The largest amount on the county list for Islip, 26 parcels, was on Pinehurst Avenue in Oakdale with five at a half-acre, the others at lower increments. There were three at Sayville’s Mill Pond, the largest two at 1 acre or more.

Piccirillo’s district spans from Blue Point to Oakdale on the South Shore.

Bay Shore’s Penataquit Creek had eight parcels with the largest at 4 acres, then nearly 2 acres, with the rest below one acre. Two parcels were listed on Bay Shore’s 3rd Avenue at less than an acre and two on Islip’s Brookville Avenue at less than an acre.

There was $174,816 left in the county’s environmental trust fund balance for possible Islip Town purchases and Piccirillo said there would be a lot of competition from fellow legislators.

“There’s a 10-step procedure,” Piccirillo explained. “The county has a great environmental process. But we have to see how much we have coming in, and the ranking.”

In an earlier interview, Legislature presiding officer Rob Calarco, who introduced the resolution for the updated list, said the county periodically canvasses the owners and that it was an update of priority parcels.
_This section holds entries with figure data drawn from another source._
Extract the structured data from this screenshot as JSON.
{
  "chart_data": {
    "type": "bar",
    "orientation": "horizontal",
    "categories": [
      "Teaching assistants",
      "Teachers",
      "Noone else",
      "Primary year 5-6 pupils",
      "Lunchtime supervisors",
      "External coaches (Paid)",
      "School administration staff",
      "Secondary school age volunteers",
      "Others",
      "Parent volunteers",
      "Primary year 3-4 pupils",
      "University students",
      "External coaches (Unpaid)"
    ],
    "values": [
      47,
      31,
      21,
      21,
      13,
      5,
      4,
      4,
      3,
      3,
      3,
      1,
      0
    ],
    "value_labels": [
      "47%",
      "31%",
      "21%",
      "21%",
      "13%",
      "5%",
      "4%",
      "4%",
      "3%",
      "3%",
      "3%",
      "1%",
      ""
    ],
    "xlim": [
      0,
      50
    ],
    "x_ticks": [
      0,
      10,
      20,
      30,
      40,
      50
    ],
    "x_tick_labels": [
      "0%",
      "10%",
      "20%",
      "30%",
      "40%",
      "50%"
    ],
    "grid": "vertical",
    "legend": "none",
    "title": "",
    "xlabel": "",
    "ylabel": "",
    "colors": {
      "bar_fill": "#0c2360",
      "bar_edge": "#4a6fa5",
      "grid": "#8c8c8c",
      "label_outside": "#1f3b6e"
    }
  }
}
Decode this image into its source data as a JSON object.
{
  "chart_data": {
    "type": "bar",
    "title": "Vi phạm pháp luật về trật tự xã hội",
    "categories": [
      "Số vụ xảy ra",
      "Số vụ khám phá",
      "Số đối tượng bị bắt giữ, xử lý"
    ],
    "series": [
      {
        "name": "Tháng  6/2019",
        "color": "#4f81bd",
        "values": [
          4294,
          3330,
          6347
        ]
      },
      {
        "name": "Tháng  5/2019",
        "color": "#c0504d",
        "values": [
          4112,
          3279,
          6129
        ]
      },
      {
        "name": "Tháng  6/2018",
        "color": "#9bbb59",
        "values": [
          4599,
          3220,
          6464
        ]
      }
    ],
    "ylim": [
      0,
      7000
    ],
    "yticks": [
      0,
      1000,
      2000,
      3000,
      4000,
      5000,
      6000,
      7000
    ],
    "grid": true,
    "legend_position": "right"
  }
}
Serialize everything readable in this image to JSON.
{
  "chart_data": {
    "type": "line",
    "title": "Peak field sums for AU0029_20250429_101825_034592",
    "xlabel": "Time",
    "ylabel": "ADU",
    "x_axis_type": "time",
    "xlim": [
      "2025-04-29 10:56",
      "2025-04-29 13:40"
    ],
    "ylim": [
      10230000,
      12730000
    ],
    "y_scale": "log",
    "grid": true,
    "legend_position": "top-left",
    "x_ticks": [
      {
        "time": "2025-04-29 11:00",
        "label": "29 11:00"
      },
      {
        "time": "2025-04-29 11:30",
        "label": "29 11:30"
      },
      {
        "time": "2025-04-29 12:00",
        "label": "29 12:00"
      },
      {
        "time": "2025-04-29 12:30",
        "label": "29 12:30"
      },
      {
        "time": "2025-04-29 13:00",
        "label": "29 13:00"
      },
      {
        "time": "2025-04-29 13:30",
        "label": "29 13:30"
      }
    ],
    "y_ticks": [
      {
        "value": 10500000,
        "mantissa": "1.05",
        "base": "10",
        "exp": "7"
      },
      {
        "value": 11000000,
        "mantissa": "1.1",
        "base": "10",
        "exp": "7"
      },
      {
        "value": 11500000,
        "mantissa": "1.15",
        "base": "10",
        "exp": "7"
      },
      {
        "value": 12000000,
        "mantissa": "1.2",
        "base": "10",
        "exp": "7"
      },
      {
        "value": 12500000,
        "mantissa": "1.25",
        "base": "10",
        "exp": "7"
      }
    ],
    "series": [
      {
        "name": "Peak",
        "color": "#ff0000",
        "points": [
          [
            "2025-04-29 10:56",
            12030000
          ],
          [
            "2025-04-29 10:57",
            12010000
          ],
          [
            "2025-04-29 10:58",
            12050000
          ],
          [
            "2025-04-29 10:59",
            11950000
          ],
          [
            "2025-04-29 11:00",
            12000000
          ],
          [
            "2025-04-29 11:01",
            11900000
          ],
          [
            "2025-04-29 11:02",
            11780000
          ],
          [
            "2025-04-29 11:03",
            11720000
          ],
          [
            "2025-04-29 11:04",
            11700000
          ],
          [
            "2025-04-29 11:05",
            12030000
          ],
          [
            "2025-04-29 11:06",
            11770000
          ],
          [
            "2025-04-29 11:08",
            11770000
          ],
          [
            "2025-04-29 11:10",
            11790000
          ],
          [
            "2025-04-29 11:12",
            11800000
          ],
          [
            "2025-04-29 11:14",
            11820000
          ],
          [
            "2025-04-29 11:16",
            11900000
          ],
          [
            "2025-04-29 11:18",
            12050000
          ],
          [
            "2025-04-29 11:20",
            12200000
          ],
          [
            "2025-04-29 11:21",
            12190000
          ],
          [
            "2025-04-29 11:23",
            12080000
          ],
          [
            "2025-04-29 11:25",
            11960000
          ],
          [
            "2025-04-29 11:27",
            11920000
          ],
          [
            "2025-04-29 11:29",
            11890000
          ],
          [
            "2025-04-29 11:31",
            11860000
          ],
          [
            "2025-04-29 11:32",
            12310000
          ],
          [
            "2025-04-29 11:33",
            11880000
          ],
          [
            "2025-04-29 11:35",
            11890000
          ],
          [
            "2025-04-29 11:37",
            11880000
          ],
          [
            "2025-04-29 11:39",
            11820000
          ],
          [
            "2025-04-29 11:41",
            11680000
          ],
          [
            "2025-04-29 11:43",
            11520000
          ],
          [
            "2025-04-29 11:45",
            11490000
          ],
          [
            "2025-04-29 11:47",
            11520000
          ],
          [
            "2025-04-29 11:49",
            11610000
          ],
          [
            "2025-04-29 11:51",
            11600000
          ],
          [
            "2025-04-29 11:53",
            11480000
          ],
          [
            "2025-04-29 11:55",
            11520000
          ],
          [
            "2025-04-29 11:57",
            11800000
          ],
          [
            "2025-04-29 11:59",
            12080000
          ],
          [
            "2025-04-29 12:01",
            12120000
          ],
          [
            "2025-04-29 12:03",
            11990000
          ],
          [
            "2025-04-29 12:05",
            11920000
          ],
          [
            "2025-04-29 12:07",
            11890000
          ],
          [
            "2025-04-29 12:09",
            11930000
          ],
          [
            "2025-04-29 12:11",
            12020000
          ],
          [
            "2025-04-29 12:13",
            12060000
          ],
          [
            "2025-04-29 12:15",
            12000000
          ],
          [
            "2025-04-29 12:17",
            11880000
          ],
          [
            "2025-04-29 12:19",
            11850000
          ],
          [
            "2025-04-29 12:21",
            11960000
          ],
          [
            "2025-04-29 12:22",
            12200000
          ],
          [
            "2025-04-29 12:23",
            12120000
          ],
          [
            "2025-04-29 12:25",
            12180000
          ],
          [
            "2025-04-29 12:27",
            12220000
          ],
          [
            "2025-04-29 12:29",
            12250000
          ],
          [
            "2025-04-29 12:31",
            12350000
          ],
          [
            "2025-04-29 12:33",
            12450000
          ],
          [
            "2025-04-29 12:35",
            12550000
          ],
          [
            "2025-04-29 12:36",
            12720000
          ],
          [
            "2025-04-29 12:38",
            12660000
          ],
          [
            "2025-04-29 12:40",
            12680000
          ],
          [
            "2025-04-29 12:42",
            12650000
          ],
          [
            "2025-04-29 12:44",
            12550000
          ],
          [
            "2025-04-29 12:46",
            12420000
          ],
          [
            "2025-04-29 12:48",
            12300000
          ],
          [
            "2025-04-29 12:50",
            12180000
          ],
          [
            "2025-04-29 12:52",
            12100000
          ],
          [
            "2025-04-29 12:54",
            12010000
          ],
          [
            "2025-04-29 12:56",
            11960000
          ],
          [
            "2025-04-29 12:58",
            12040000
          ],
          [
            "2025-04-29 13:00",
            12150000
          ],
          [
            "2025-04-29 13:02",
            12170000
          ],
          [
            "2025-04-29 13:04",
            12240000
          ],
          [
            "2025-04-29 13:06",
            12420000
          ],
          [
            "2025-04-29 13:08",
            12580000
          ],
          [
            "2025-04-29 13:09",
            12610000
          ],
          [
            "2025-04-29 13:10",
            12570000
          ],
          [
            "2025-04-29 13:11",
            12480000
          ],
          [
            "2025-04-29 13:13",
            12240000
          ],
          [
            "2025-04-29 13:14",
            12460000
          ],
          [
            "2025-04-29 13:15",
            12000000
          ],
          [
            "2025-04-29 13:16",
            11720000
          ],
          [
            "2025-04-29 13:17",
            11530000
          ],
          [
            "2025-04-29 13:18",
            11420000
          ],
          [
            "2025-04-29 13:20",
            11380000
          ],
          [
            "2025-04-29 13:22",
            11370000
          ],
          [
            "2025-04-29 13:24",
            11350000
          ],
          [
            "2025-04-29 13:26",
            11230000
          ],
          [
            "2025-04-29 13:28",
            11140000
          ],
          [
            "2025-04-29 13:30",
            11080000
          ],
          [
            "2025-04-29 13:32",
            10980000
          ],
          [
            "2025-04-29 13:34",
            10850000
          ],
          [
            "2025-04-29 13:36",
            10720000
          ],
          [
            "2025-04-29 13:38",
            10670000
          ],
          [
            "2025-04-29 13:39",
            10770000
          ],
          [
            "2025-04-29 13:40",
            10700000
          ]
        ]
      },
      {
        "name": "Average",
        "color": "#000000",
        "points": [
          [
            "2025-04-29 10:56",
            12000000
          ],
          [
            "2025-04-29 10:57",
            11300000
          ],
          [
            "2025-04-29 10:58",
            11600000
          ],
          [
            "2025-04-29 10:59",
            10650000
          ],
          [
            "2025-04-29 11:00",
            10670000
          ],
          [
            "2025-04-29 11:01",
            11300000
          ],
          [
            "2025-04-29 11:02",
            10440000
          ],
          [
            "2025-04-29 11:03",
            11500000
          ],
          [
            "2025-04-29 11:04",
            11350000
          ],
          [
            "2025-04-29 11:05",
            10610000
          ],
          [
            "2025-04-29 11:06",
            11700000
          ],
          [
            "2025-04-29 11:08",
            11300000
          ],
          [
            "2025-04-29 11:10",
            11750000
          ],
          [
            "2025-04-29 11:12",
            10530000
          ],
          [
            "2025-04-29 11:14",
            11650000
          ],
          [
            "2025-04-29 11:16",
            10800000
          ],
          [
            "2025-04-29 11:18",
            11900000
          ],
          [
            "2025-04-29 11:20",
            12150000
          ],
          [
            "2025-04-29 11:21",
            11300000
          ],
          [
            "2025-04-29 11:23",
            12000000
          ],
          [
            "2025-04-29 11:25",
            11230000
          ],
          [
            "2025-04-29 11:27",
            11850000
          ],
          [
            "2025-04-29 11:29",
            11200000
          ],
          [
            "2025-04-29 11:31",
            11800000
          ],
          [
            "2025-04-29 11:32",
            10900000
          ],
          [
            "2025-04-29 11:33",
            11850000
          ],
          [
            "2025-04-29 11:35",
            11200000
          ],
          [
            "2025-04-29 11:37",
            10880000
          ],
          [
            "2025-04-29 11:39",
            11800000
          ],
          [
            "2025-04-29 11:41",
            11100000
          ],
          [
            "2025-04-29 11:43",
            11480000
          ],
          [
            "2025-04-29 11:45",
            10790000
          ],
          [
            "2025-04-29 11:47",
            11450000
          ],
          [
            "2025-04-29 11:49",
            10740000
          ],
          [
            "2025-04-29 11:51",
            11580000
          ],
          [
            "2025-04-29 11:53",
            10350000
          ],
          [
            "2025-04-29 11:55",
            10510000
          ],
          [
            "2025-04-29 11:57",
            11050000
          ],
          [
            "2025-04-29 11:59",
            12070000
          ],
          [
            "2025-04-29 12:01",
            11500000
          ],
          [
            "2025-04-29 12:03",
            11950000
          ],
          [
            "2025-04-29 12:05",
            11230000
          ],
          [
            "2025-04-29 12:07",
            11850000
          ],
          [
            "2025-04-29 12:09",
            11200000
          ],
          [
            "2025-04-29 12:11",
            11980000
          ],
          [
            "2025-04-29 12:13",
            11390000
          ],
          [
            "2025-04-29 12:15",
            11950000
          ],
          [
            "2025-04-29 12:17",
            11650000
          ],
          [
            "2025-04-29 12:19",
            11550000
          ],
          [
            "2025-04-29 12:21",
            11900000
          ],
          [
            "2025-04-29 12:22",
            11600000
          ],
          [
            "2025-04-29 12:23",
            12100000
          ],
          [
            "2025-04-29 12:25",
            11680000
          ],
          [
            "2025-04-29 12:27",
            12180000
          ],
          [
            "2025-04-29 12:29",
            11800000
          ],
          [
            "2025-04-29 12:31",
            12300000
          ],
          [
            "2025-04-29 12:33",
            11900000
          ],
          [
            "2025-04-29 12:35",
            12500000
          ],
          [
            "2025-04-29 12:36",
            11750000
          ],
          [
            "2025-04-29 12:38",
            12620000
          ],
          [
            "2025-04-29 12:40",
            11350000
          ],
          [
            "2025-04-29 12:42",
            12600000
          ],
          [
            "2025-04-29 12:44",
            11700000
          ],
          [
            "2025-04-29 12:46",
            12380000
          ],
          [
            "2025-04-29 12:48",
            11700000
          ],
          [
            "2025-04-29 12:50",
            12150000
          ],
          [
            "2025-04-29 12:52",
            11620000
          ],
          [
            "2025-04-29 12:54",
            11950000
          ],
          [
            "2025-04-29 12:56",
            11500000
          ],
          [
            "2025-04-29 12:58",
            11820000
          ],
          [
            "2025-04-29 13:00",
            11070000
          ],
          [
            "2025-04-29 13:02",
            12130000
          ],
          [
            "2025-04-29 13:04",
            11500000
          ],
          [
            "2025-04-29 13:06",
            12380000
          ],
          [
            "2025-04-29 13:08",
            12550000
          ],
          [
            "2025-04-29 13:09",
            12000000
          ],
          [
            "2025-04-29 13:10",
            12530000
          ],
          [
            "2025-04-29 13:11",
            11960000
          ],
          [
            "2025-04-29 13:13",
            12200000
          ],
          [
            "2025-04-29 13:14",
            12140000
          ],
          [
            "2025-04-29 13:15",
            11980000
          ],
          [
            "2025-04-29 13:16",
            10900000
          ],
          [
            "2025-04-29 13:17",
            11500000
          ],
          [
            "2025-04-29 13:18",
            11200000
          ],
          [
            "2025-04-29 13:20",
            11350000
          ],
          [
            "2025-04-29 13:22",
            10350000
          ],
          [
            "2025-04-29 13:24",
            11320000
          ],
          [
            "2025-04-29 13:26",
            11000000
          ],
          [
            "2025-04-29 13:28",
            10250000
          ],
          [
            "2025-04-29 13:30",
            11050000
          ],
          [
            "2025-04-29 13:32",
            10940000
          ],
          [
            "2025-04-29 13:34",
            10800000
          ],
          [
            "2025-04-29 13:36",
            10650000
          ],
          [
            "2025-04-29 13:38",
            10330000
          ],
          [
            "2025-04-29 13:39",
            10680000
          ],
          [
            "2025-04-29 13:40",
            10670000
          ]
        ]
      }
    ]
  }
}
The towns, he said, submit the list.

“Under the old Drinking Water Protection Program, monies were set aside for the county to spend in each township,” Calarco explained, referring to an environment trust fund created and made available with funds from the 1/4 percent sales and compensating-use tax.

Possible purchases depend on what funds the county has.

“The federal government is giving Suffolk County $286 million in bailout money from the coronavirus, but it’s not earmarked for specific funds,” Piccirillo said as a possibility. At press time, the county didn’t know yet what or if there were restrictions on the $286 million, Calarco said.

Piccirillo serves on the Environment, Parks and Agriculture Committee. A legislative priority is protecting drinking water.

“I led the Republican effort against getting rid of land acquisition,” he said when county executive Steve Bellone pitched a ballot proposition resolution to reroute the Drinking Water Protection Program sales tax from land preservation to taxpayer relief last year. (It was later withdrawn.)

“I really believe in this whole program,” Piccirillo said. “It was in jeopardy.”